Acórdão nº 2584/03-3 de Tribunal da Relação de Évora, 16 de Dezembro de 2003 (caso NULL)

Magistrado ResponsávelCHAMBEL MOURISCO
Data da Resolução16 de Dezembro de 2003
EmissorTribunal da Relação de Évora

Processo nº 2584/03-3 Acordam na Secção Social do Tribunal da Relação de Évora: A. ...., intentou acção declarativa de condenação com processo comum contra B. ..., pretendendo na sequência do seu despedimento que considera ilícito, obter a reintegração no seu posto de trabalho e a condenação da Ré no pagamento de todas as prestações pecuniárias vencidas e vincendas até ao trânsito em julgado da sentença e na quantia de esc. 2.500.000$00 por danos não patrimoniais.

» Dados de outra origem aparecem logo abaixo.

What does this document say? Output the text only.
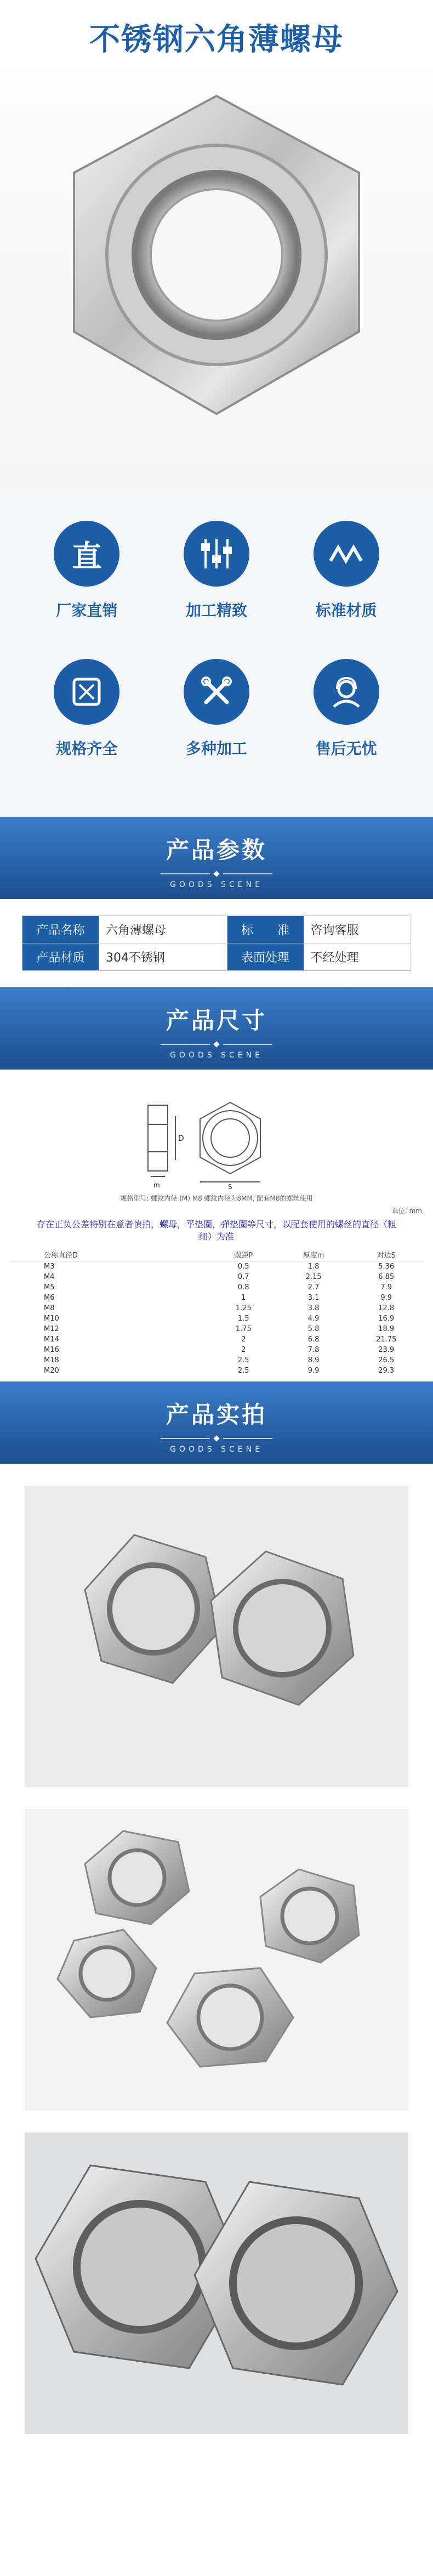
不锈钢六角薄螺母
直
厂家直销	加工精致	标准材质
规格齐全	多种加工	售后无忧
产品参数
GOODS SCENE
产品名称	六角薄螺母	标　　准	咨询客服
产品材质	304不锈钢	表面处理	不经处理
产品尺寸
GOODS SCENE
D
m	S
规格型号: 螺纹内径 (M) M8 螺纹内径为8MM, 配套M8的螺丝使用
单位: mm
存在正负公差特别在意者慎拍，螺母，平垫圈，弹垫圈等尺寸，以配套使用的螺丝的直径（粗细）为准
公称直径D	螺距P	厚度m	对边S
M3	0.5	1.8	5.36
M4	0.7	2.15	6.85
M5	0.8	2.7	7.9
M6	1	3.1	9.9
M8	1.25	3.8	12.8
M10	1.5	4.9	16.9
M12	1.75	5.8	18.9
M14	2	6.8	21.75
M16	2	7.8	23.9
M18	2.5	8.9	26.5
M20	2.5	9.9	29.3
产品实拍
GOODS SCENE
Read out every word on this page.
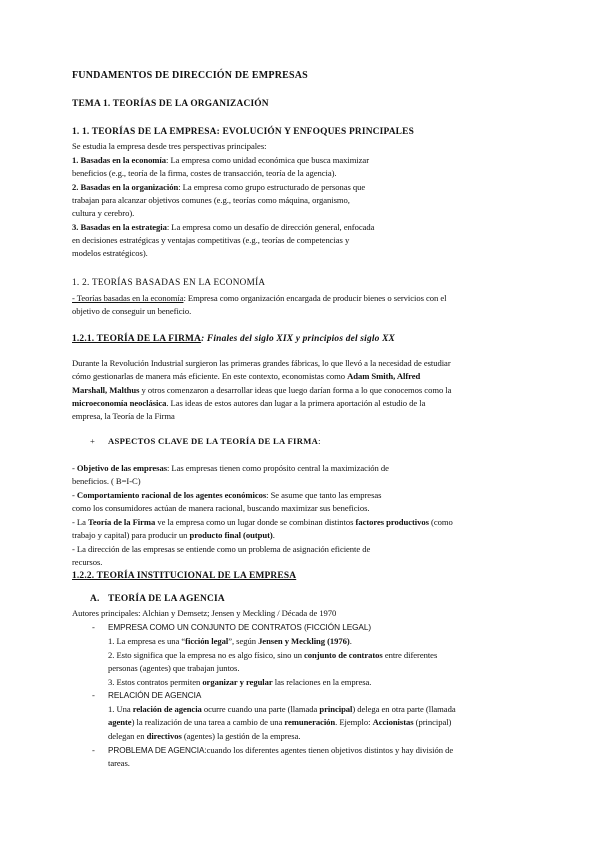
FUNDAMENTOS DE DIRECCIÓN DE EMPRESAS
TEMA 1. TEORÍAS DE LA ORGANIZACIÓN
1. 1. TEORÍAS DE LA EMPRESA: EVOLUCIÓN Y ENFOQUES PRINCIPALES
Se estudia la empresa desde tres perspectivas principales:
1. Basadas en la economía: La empresa como unidad económica que busca maximizar
beneficios (e.g., teoría de la firma, costes de transacción, teoría de la agencia).
2. Basadas en la organización: La empresa como grupo estructurado de personas que
trabajan para alcanzar objetivos comunes (e.g., teorías como máquina, organismo,
cultura y cerebro).
3. Basadas en la estrategia: La empresa como un desafío de dirección general, enfocada
en decisiones estratégicas y ventajas competitivas (e.g., teorías de competencias y
modelos estratégicos).
1. 2. TEORÍAS BASADAS EN LA ECONOMÍA
- Teorías basadas en la economía: Empresa como organización encargada de producir bienes o servicios con el
objetivo de conseguir un beneficio.
1.2.1. TEORÍA DE LA FIRMA: Finales del siglo XIX y principios del siglo XX
Durante la Revolución Industrial surgieron las primeras grandes fábricas, lo que llevó a la necesidad de estudiar
cómo gestionarlas de manera más eficiente. En este contexto, economistas como Adam Smith, Alfred
Marshall, Malthus y otros comenzaron a desarrollar ideas que luego darían forma a lo que conocemos como la
microeconomía neoclásica. Las ideas de estos autores dan lugar a la primera aportación al estudio de la
empresa, la Teoría de la Firma
+ ASPECTOS CLAVE DE LA TEORÍA DE LA FIRMA:
- Objetivo de las empresas: Las empresas tienen como propósito central la maximización de
beneficios. ( B=I-C)
- Comportamiento racional de los agentes económicos: Se asume que tanto las empresas
como los consumidores actúan de manera racional, buscando maximizar sus beneficios.
- La Teoría de la Firma ve la empresa como un lugar donde se combinan distintos factores productivos (como
trabajo y capital) para producir un producto final (output).
- La dirección de las empresas se entiende como un problema de asignación eficiente de
recursos.
1.2.2. TEORÍA INSTITUCIONAL DE LA EMPRESA
A. TEORÍA DE LA AGENCIA
Autores principales: Alchian y Demsetz; Jensen y Meckling / Década de 1970
- EMPRESA COMO UN CONJUNTO DE CONTRATOS (FICCIÓN LEGAL)
1. La empresa es una “ficción legal”, según Jensen y Meckling (1976).
2. Esto significa que la empresa no es algo físico, sino un conjunto de contratos entre diferentes
personas (agentes) que trabajan juntos.
3. Estos contratos permiten organizar y regular las relaciones en la empresa.
- RELACIÓN DE AGENCIA
1. Una relación de agencia ocurre cuando una parte (llamada principal) delega en otra parte (llamada
agente) la realización de una tarea a cambio de una remuneración. Ejemplo: Accionistas (principal)
delegan en directivos (agentes) la gestión de la empresa.
- PROBLEMA DE AGENCIA:cuando los diferentes agentes tienen objetivos distintos y hay división de
tareas.
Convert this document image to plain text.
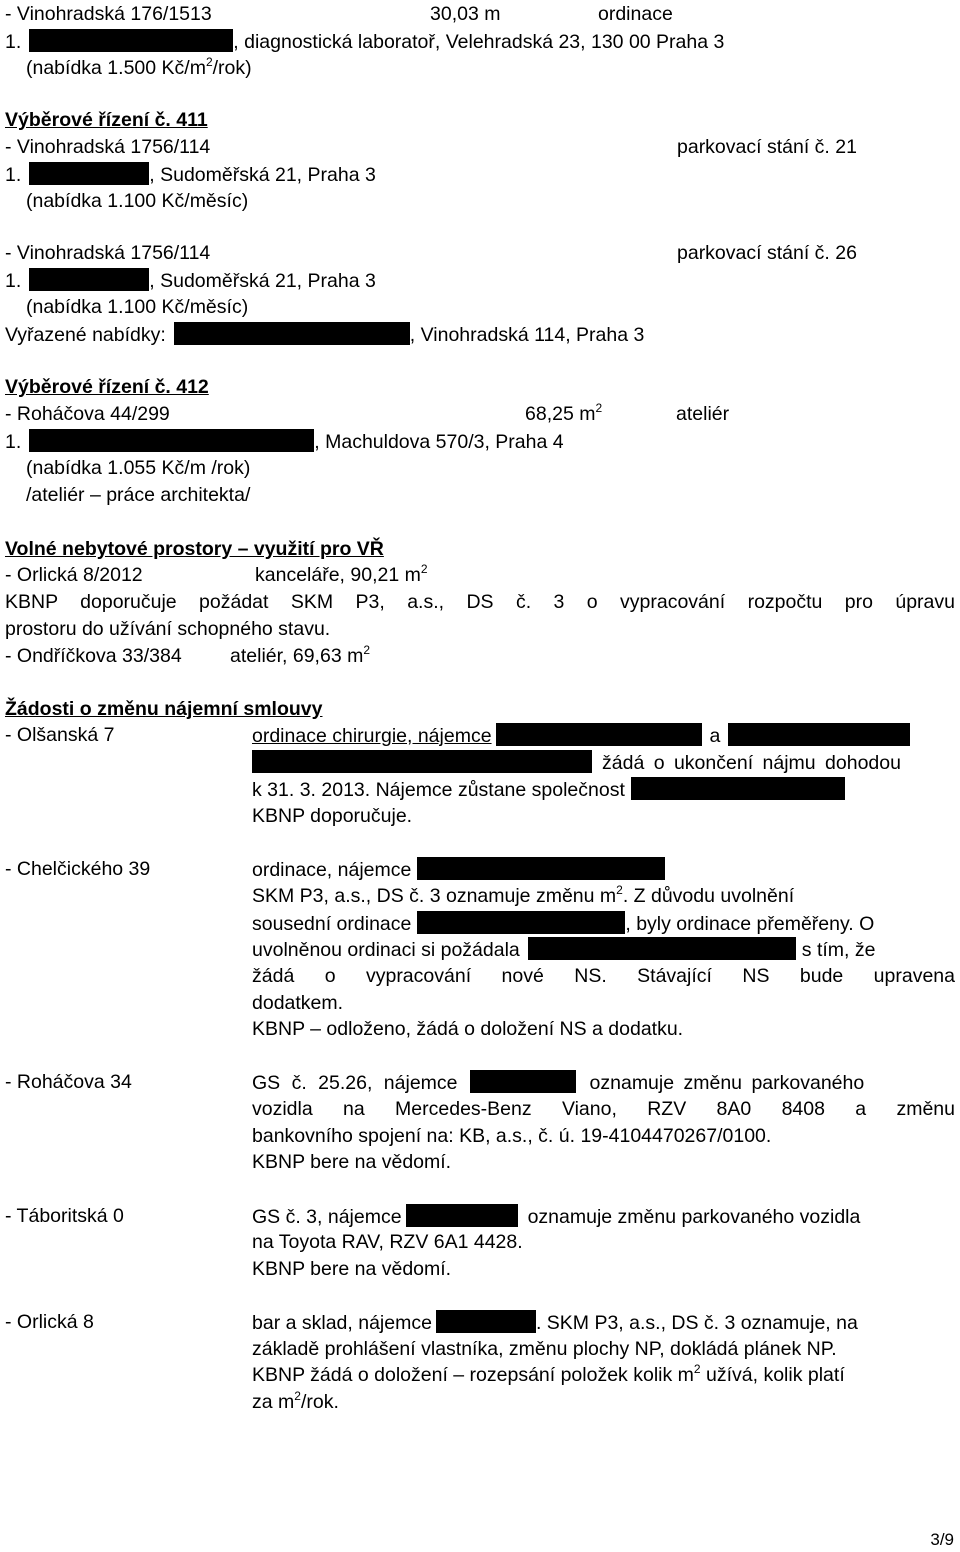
- Vinohradská 176/1513	30,03 m	ordinace
1.	, diagnostická laboratoř, Velehradská 23, 130 00 Praha 3
(nabídka 1.500 $Kč/m^2/rok$)
Výběrové řízení č. 411
- Vinohradská 1756/114	parkovací stání č. 21
1.	, Sudoměřská 21, Praha 3
(nabídka 1.100 Kč/měsíc)
- Vinohradská 1756/114	parkovací stání č. 26
1.	, Sudoměřská 21, Praha 3
(nabídka 1.100 Kč/měsíc)
Vyřazené nabídky:	, Vinohradská 114, Praha 3
Výběrové řízení č. 412
- Roháčova 44/299	68,25 $m^2$	ateliér
1.	, Machuldova 570/3, Praha 4
(nabídka 1.055 Kč/m /rok)
/ateliér – práce architekta/
Volné nebytové prostory – využití pro VŘ
- Orlická 8/2012	kanceláře, 90,21 $m^2$
KBNP doporučuje požádat SKM P3, a.s., DS č. 3 o vypracování rozpočtu pro úpravu
prostoru do užívání schopného stavu.
- Ondříčkova 33/384 ateliér, 69,63 $m^2$
Žádosti o změnu nájemní smlouvy
- Olšanská 7	ordinace chirurgie, nájemce	a
žádá o ukončení nájmu dohodou
k 31. 3. 2013. Nájemce zůstane společnost
KBNP doporučuje.
- Chelčického 39	ordinace, nájemce
SKM P3, a.s., DS č. 3 oznamuje změnu $m^2$. Z důvodu uvolnění
sousední ordinace	, byly ordinace přeměřeny. O
uvolněnou ordinaci si požádala	s tím, že
žádá o vypracování nové NS. Stávající NS bude upravena
dodatkem.
KBNP – odloženo, žádá o doložení NS a dodatku.
- Roháčova 34	GS č. 25.26, nájemce	oznamuje změnu parkovaného
vozidla na Mercedes-Benz Viano, RZV 8A0 8408 a změnu
bankovního spojení na: KB, a.s., č. ú. 19-4104470267/0100.
KBNP bere na vědomí.
- Táboritská 0	GS č. 3, nájemce	oznamuje změnu parkovaného vozidla
na Toyota RAV, RZV 6A1 4428.
KBNP bere na vědomí.
- Orlická 8	bar a sklad, nájemce	. SKM P3, a.s., DS č. 3 oznamuje, na
základě prohlášení vlastníka, změnu plochy NP, dokládá plánek NP.
KBNP žádá o doložení – rozepsání položek kolik $m^2$ užívá, kolik platí
za $m^2$/rok.
3/9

A Ré contestou afirmando que o comportamento do autor, apurado em processo disciplinar, configura gravíssimas infracções que geraram um clima de desconfiança e de insegurança que tornam insustentável o vínculo laboral, razão pela qual deverão improceder os pedidos formulados pelo autor.

Procedeu-se a julgamento tendo sido proferida sentença que decidiu julgar a acção improcedente e em consequência absolveu a Ré dos pedidos formulados pelo Autor.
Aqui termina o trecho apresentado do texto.